I could go into detail on every single question however I'll just highlight what I found to be the most prominent points.
- Continually mentioned how he would make things different, when told his party had 13 years to do so and hadn't he froze.
- Thought that Clegg was on his side. Was rather abruptly shot down.
- Found it relevant to mention the 'X-Factor' , 'Britain's Got Talent' and various media outlets in what was meant to be a serious political debate.
- Attacked the Conservatives whenever possible but laid off the Liberal Democrats.
- Is already putting his novelty desk lamps into boxes.
- Used his allotted time well, answered clearly and made a good impression.
- Continually played on 'Old Party' system; Table football politics... Red vs Blue.
- Wanted a consensus on health care and asked other leaders to set aside differences on the issue.
- Tackled Cameron on spending cuts.
- Unable to justify £17bn spending gap in manifesto and on give-aways of £700 for taxpayer.
- Alerted viewers to Brown's campaign of 'Fearing the Conservatives', offering the public a government which works on hope and not fear.
- Unable to give clear figures when pressed by Brown.

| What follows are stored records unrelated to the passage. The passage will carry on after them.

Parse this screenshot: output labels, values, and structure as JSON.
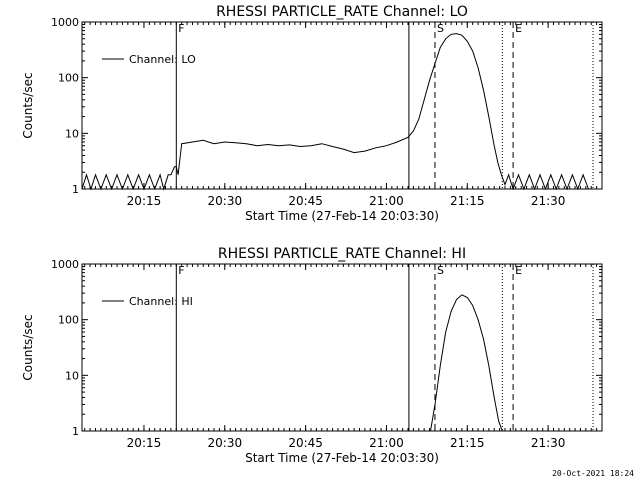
{
  "footer": {
    "timestamp": "20-Oct-2021 18:24"
  },
  "chart_data": [
    {
      "type": "line",
      "title": "RHESSI PARTICLE_RATE Channel: LO",
      "xlabel": "Start Time (27-Feb-14 20:03:30)",
      "ylabel": "Counts/sec",
      "yscale": "log",
      "ylim": [
        1,
        1000
      ],
      "xlim": [
        "20:03:30",
        "21:40:00"
      ],
      "x_ticks": [
        "20:15",
        "20:30",
        "20:45",
        "21:00",
        "21:15",
        "21:30"
      ],
      "y_ticks": [
        "1",
        "10",
        "100",
        "1000"
      ],
      "legend": {
        "label": "Channel: LO",
        "position": "top-left"
      },
      "markers": [
        {
          "label": "F",
          "time": "20:21:00",
          "style": "solid"
        },
        {
          "label": "",
          "time": "21:04:10",
          "style": "solid"
        },
        {
          "label": "S",
          "time": "21:09:00",
          "style": "dashed"
        },
        {
          "label": "E",
          "time": "21:23:30",
          "style": "dashed"
        },
        {
          "label": "",
          "time": "21:21:30",
          "style": "dotted"
        },
        {
          "label": "",
          "time": "21:38:20",
          "style": "dotted"
        }
      ],
      "series": [
        {
          "name": "Channel: LO",
          "x": [
            "20:03:30",
            "20:04:20",
            "20:05:10",
            "20:06:00",
            "20:07:00",
            "20:08:00",
            "20:09:00",
            "20:10:00",
            "20:11:00",
            "20:12:00",
            "20:13:00",
            "20:14:00",
            "20:15:00",
            "20:16:00",
            "20:17:00",
            "20:18:00",
            "20:18:40",
            "20:19:30",
            "20:20:00",
            "20:20:40",
            "20:21:00",
            "20:21:20",
            "20:22:00",
            "20:24:00",
            "20:26:00",
            "20:28:00",
            "20:30:00",
            "20:32:00",
            "20:34:00",
            "20:36:00",
            "20:38:00",
            "20:40:00",
            "20:42:00",
            "20:44:00",
            "20:46:00",
            "20:48:00",
            "20:50:00",
            "20:52:00",
            "20:54:00",
            "20:56:00",
            "20:58:00",
            "21:00:00",
            "21:02:00",
            "21:04:00",
            "21:05:00",
            "21:06:00",
            "21:07:00",
            "21:08:00",
            "21:09:00",
            "21:10:00",
            "21:11:00",
            "21:12:00",
            "21:13:00",
            "21:14:00",
            "21:15:00",
            "21:16:00",
            "21:17:00",
            "21:18:00",
            "21:19:00",
            "21:20:00",
            "21:20:40",
            "21:21:20",
            "21:22:00",
            "21:22:40",
            "21:23:30",
            "21:24:30",
            "21:25:30",
            "21:26:30",
            "21:27:30",
            "21:28:30",
            "21:29:30",
            "21:30:30",
            "21:31:30",
            "21:32:30",
            "21:33:30",
            "21:34:30",
            "21:35:30",
            "21:36:30",
            "21:37:30"
          ],
          "values": [
            1,
            1.8,
            1,
            1.8,
            1,
            1.8,
            1,
            1.8,
            1,
            1.8,
            1,
            1.8,
            1,
            1.8,
            1,
            1.8,
            1,
            1.8,
            1.8,
            2.5,
            2.5,
            1.8,
            6.5,
            7,
            7.5,
            6.5,
            7,
            6.8,
            6.5,
            6,
            6.3,
            6,
            6.2,
            5.8,
            6,
            6.5,
            5.8,
            5.2,
            4.5,
            4.8,
            5.5,
            6,
            7,
            8.5,
            11,
            18,
            40,
            90,
            180,
            350,
            500,
            600,
            620,
            580,
            450,
            300,
            150,
            60,
            20,
            6,
            3,
            1.8,
            1.2,
            1.8,
            1,
            1.8,
            1,
            1.8,
            1,
            1.8,
            1,
            1.8,
            1,
            1.8,
            1,
            1.8,
            1,
            1.8,
            1
          ]
        }
      ]
    },
    {
      "type": "line",
      "title": "RHESSI PARTICLE_RATE Channel: HI",
      "xlabel": "Start Time (27-Feb-14 20:03:30)",
      "ylabel": "Counts/sec",
      "yscale": "log",
      "ylim": [
        1,
        1000
      ],
      "xlim": [
        "20:03:30",
        "21:40:00"
      ],
      "x_ticks": [
        "20:15",
        "20:30",
        "20:45",
        "21:00",
        "21:15",
        "21:30"
      ],
      "y_ticks": [
        "1",
        "10",
        "100",
        "1000"
      ],
      "legend": {
        "label": "Channel: HI",
        "position": "top-left"
      },
      "markers": [
        {
          "label": "F",
          "time": "20:21:00",
          "style": "solid"
        },
        {
          "label": "",
          "time": "21:04:10",
          "style": "solid"
        },
        {
          "label": "S",
          "time": "21:09:00",
          "style": "dashed"
        },
        {
          "label": "E",
          "time": "21:23:30",
          "style": "dashed"
        },
        {
          "label": "",
          "time": "21:21:30",
          "style": "dotted"
        },
        {
          "label": "",
          "time": "21:38:20",
          "style": "dotted"
        }
      ],
      "series": [
        {
          "name": "Channel: HI",
          "x": [
            "21:08:10",
            "21:09:00",
            "21:10:00",
            "21:11:00",
            "21:12:00",
            "21:13:00",
            "21:14:00",
            "21:15:00",
            "21:16:00",
            "21:17:00",
            "21:18:00",
            "21:19:00",
            "21:20:00",
            "21:20:50",
            "21:21:30"
          ],
          "values": [
            1,
            3,
            15,
            60,
            140,
            230,
            280,
            250,
            180,
            100,
            45,
            15,
            4,
            1.5,
            1
          ]
        }
      ]
    }
  ]
}
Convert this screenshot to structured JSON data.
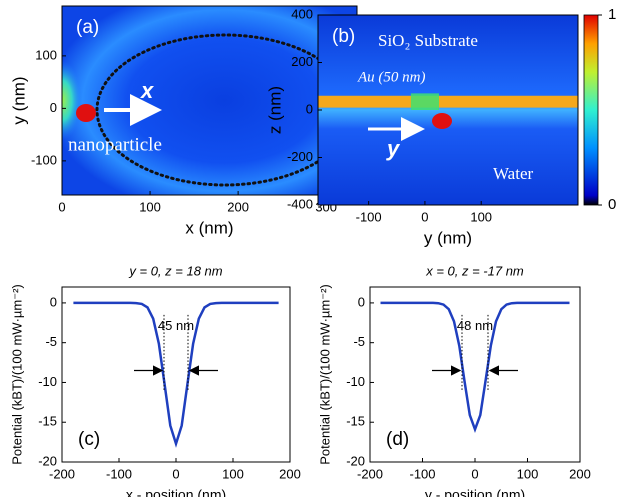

Will need to be more open in future debates or could face problems.
- Very honest detailing on his values; will support those who work hard, are ill or in need.
- Questioned useless bureaucracy and continually referred to cutting waste which Brown could not justify.
- Looked like a leader, looked like a man who can take the country where it needs to be.
The popular polls put it: Clegg 1 - Cameron - 0 - Brown - 0... We'll all have to see how this translates into voters in the upcoming weeks.
What will be required next time?
I think it's fair to say that the next debate on SkyNews will be interesting indeed, what will the leaders take forward, what will be different and what will stay the same. If Clegg can pull off another decent performance he will gain some credible support however Cameron will be smarting from what has appeared to be a defeat and of course Gordon will be there too keep an eye on things ;).